Dogs also benefit from gabapentin for anxiety, though the research is more developed on the feline side. In dogs, gabapentin has been used for situational anxiety and as part of broader behavioral treatment plans.
Side Effects
Sedation is the most commonly reported side effect. In one large survey of dog owners, about 70% reported at least one side effect, with sleepiness topping the list. That said, close to a third of owners reported no unwanted effects at all, even at the highest doses. Sedation becomes more likely at doses above 30 mg/kg.
The second most common side effect is ataxia, which looks like stumbling, wobbling, or bumping into things, as though the dog is mildly drunk. Both sedation and ataxia are temporary and resolve as the drug wears off. In the owner survey, few people found the side effects bothersome enough to stop treatment. When owners did discontinue gabapentin, the most common reason was that they didn’t think it was working, not that the side effects were intolerable.
The Xylitol Warning for Dogs
This is a critical safety point. Some human liquid gabapentin formulations contain xylitol, an artificial sweetener that is extremely toxic to dogs. Even small amounts of xylitol can cause a dangerous drop in blood sugar, and larger amounts can lead to liver failure. If your vet prescribes gabapentin, make sure the pharmacy dispenses a formulation specifically intended for veterinary use or one confirmed to be xylitol-free. Never grab a human liquid gabapentin off the shelf and give it to a dog without checking the ingredient list.
Stopping Gabapentin Safely
Gabapentin should not be stopped abruptly, particularly in animals taking it for seizure control. Sudden discontinuation can trigger rebound seizures or a return of pain that feels worse than the original problem.
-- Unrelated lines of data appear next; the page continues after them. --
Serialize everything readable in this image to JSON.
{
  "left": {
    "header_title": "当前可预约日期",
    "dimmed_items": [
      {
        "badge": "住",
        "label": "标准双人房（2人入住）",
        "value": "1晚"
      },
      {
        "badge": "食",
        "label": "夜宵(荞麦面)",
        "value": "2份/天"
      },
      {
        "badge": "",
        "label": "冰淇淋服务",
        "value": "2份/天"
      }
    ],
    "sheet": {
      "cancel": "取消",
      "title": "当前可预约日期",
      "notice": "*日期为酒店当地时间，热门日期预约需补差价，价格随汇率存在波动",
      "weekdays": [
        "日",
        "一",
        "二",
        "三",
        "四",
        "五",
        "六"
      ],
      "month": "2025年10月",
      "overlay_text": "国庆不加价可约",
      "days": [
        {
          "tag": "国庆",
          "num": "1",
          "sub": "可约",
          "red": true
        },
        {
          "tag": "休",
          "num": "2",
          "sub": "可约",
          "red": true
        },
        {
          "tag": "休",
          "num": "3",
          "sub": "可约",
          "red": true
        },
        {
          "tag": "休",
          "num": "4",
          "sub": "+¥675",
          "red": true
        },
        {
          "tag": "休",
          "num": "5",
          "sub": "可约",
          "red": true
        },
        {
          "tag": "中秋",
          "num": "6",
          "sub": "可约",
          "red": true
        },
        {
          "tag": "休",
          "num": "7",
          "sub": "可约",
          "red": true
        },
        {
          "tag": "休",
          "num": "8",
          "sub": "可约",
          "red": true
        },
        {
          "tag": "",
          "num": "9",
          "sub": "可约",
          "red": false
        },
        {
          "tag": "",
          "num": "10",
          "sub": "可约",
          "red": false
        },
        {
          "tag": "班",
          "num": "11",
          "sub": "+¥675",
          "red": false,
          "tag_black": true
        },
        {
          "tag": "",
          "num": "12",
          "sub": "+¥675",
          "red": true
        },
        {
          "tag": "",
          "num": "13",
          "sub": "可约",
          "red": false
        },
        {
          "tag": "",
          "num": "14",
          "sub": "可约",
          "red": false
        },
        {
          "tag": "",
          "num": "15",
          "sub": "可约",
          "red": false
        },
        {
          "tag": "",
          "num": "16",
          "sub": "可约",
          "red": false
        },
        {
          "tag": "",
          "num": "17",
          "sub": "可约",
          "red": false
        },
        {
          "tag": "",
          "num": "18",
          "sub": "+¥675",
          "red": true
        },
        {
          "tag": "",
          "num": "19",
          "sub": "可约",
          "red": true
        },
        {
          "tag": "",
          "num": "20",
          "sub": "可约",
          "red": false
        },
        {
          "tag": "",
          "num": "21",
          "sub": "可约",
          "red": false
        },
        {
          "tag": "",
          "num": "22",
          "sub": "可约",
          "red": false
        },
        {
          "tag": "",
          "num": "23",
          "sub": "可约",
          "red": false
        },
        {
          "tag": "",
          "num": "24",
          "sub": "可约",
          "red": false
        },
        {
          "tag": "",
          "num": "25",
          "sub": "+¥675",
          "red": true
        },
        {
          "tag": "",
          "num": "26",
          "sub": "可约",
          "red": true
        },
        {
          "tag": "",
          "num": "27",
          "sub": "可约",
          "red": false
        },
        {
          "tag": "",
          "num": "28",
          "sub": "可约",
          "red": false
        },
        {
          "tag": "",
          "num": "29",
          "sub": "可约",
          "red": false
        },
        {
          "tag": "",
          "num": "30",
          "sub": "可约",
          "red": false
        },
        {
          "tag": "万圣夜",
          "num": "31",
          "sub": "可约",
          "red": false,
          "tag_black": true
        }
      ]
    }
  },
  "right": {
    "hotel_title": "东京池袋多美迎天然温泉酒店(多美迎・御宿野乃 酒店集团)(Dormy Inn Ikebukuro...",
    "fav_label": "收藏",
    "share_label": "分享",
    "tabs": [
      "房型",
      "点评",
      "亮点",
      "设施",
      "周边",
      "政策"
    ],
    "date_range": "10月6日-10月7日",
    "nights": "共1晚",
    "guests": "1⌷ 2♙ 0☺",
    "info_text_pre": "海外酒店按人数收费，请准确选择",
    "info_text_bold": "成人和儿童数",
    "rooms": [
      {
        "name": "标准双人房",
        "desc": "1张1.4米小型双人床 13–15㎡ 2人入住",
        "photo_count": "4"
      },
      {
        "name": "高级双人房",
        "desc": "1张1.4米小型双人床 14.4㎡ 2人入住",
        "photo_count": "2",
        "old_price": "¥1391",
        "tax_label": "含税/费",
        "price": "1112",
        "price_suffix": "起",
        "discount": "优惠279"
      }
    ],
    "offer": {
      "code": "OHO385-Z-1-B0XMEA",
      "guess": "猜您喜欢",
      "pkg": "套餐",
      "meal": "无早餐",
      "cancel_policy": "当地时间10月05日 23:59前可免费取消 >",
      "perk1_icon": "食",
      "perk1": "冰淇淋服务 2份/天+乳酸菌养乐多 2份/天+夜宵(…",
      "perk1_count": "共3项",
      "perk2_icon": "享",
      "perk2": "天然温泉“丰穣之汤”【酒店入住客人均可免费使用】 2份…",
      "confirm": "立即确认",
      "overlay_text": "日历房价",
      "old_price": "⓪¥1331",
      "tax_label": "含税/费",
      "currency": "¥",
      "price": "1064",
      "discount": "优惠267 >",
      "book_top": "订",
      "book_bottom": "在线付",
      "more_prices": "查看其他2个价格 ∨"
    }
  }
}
The standard practice is a gradual taper, reducing the dose over days to weeks depending on how long the animal has been on the medication and at what dose. Your vet will outline a specific tapering schedule based on your pet’s situation.
Why It’s Almost Always Combined With Other Drugs
Across species and conditions, the research consistently points to gabapentin working best as part of a team. For chronic osteoarthritis in dogs, one successful protocol combined gabapentin with an anti-inflammatory, an antidepressant, and CBD oil over a 12-week period. For post-surgical pain, gabapentin paired with an anti-inflammatory reduced the need for stronger painkillers like opioids. Even for seizures, gabapentin is added to existing medications rather than used as a standalone treatment. If your vet prescribes gabapentin alongside one or two other drugs, that multimodal approach is the current standard of care, not a sign that your pet’s condition is unusually severe.